IME I don't have problems with Flatpaks but I don't use them often either

@mcc I try not to use snap because got tired of path and config issues, and that there's no easy way to remove cache or old installs, it can quickly fill a drive.

My experience with Linux desktop is similar to windows nowadays in terms of time invested in removing bloat and configure tools, and cursing the system due to crashes (I don't have access to freshly new hardware so whatever I get has some years of testing and fixes on top)

@mcc This has been my experience, too, with moving back to Linux as a daily driver after a decade away. So many things that either have not improved or have gotten noticeably worse, it's truly boggling. If I were less experienced with diagnosing and addressing these things, it would be a complete non starter.
@mcc all of this is so real. I drive linux exclusively and I won't pretend this isn't valid, or that it'll be fixed if you just do something different. It's completely worth it to me because it makes my brain happy and I am also stubborn and ideologically motivated lol

@mcc A lot of this sounds like problems with the desktop environment rather than Linux itself, granted that it's hard to distinguish for new users definitely, but you might try with KDE.

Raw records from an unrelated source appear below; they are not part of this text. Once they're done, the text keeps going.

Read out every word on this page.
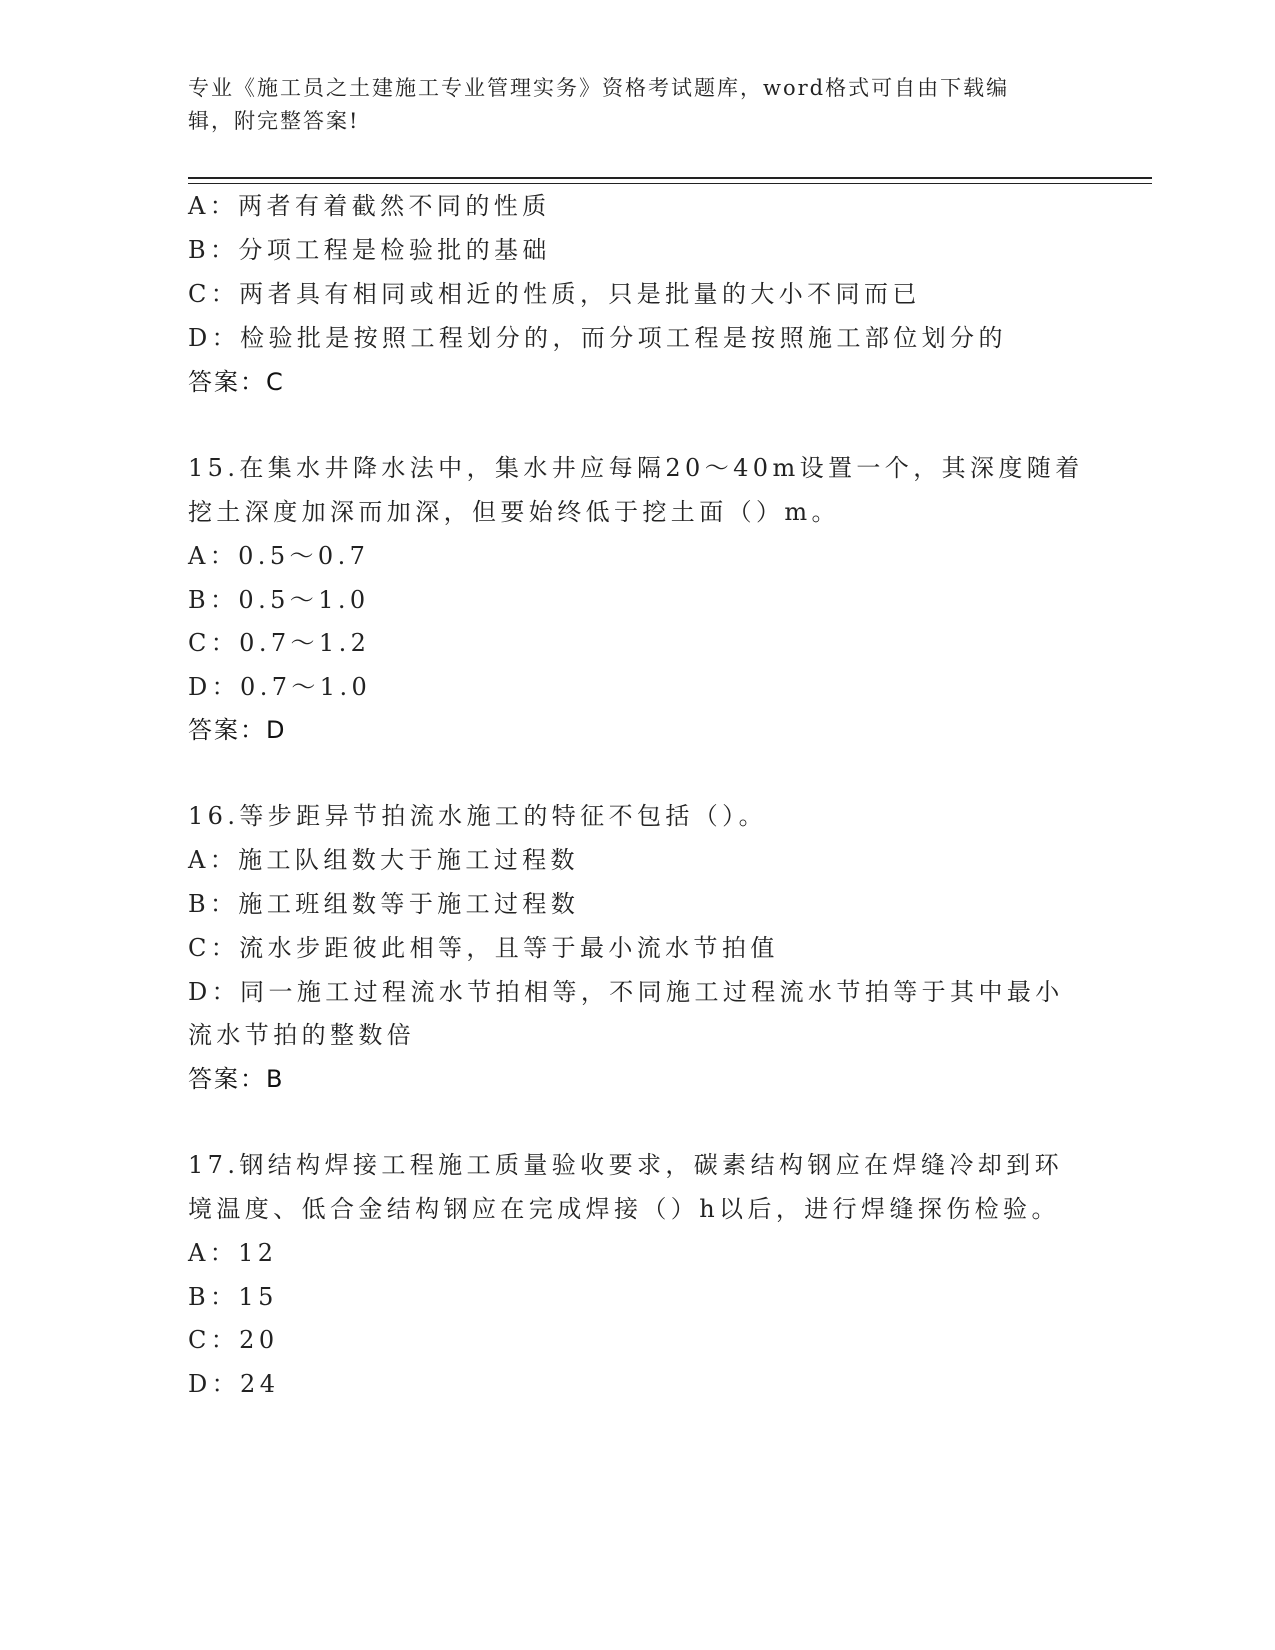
专业《施工员之土建施工专业管理实务》资格考试题库，word格式可自由下载编
辑，附完整答案!
A：两者有着截然不同的性质
B：分项工程是检验批的基础
C：两者具有相同或相近的性质，只是批量的大小不同而已
D：检验批是按照工程划分的，而分项工程是按照施工部位划分的
答案：C
15.在集水井降水法中，集水井应每隔20～40m设置一个，其深度随着
挖土深度加深而加深，但要始终低于挖土面（）m。
A：0.5～0.7
B：0.5～1.0
C：0.7～1.2
D：0.7～1.0
答案：D
16.等步距异节拍流水施工的特征不包括（）。
A：施工队组数大于施工过程数
B：施工班组数等于施工过程数
C：流水步距彼此相等，且等于最小流水节拍值
D：同一施工过程流水节拍相等，不同施工过程流水节拍等于其中最小
流水节拍的整数倍
答案：B
17.钢结构焊接工程施工质量验收要求，碳素结构钢应在焊缝冷却到环
境温度、低合金结构钢应在完成焊接（）h以后，进行焊缝探伤检验。
A：12
B：15
C：20
D：24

I'm running Kubuntu on my laptop, under the hood it's the same as Ubuntu, but it's kitted out with KDE as my desktop and haven't seen these issues.

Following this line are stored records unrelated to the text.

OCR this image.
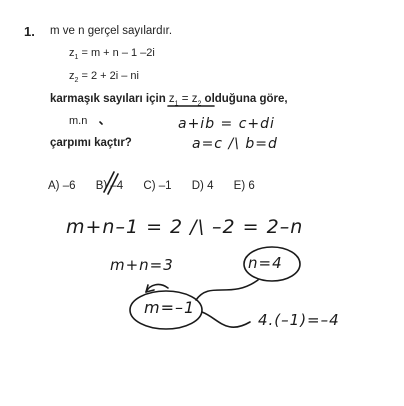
1. m ve n gerçel sayılardır.
$z_1 = m + n - 1$ –2i
$z_2 = 2 + 2i$ – ni
karmaşık sayıları için $z_1 = z_2$ olduğuna göre,
m.n
çarpımı kaçtır?
A) –6 B) –4 C) –1 D) 4 E) 6
a+ib = c+di
a=c /\ b=d
m+n–1 = 2 /\ –2 = 2–n
m+n=3	n=4
m=–1
4.(–1)=–4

@mcc are you attached to gnome, because if not, I would suggest a more consistent DE? (I know I just apologized for replies like this, but gnome is especially pesky in my experience. I have to deal with gnome on my office workstation, and I hate it)

@double_a_runi I am very picky about margins on interface elements and IMO the ones in GNOME are Good and the ones in KDE and FVWM are Bad . Despite this I may switch to KDE at some point simply because I very much like Qt.

My current plan is to shelter in place until Cosmic lands (see post elsewhere in thread) and if I'm already doing that then switching to Kubuntu only to quickly tear it down again is not a good use of time.

@mcc @double_a_runi You can install multiple DE/WM and swap between them to try them out without installing a new OS. This command offers the basic options, but there are more:

sudo tasksel

At the login prompt when booting up, there is probably a drop-down somewhere to choose which of the installed options you want to boot into this time.

@mcc @double_a_runi
I find KDE nice in general, and it's also quite customisable - perhaps you can get margins in KDE to your liking.

@mcc

COSMIC will naturally take some time to mature as a new project, so perhaps it won't be a waste of time to install Kubuntu until that happens.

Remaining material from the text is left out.